Konu Başlığı: İslâmî Davetin Mahiyeti
Gönderen: Vatan Var Olsun ! üzerinde 29 Temmuz 2012, 12:18:47
İslâmî Davetin Mahiyeti

Hürriyet
 
Hayat ve ölüm, ebedî mükâfat ya da azap, bu dünyada mutluluk ya da mutsuzluk, doğrunun aydınlığı ya da yanlışın karanlığı, fazilet ve ahlâksızlık gibi en Önemli iddiaları ele alma­ya bir davet olan misyon hem çağıran hem de çağırılanın tarafında mutlak bir bağlantıyla ilişkilendirilmelidir. Her iki taraf için de ka­zanç ya da menfaat sağlayarak veya bunları arzulayarak; tahakküm veya baskıyla, hakika­tin ortaya çıkarılması ve Allah'ın rızası dışın­da bir niyetle kullanarak bu münasebeti şekillendirmek davetin yapısını bozan ve onu ge­çersiz kılan büyük bir günahtır. İslâm'ın çağ­rısı kesin bir ciddiyet içinde yapılmalıdır ve her zaman için gerçeğe eşit derecede vâkıf olunarak anlaşılması ümit edilir. Davet edilen kendisini kesinlikle korku ve baskıdan uzak hissetmeli ve vardığı hükmün kendisine ait olduğundan emin olmalıdır.

O halde Müslümanlar kendilerini, insanları kolaylaştırılmış bir İslâm'a çağırmakla mü­kellef görmezler.
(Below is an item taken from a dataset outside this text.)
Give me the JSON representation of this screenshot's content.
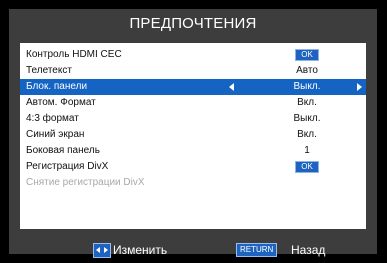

Davetin şartları Allah tara­fından belirlenmiştir ve ancak davet emriyle belirlenmiş bir otoriteye sahiptirler. "Dinde zorlama yoktur. Artık hak ile bâtıl iyice ayrıl­mıştır ... artık dileyen inansın, dileyen inkâr etsin ... kim doğru yola gelirse kendi menfaa­tinedir, kim de saparsa ancak kendi zararına sapmıştır..." (2:256, 18:29, 39:41).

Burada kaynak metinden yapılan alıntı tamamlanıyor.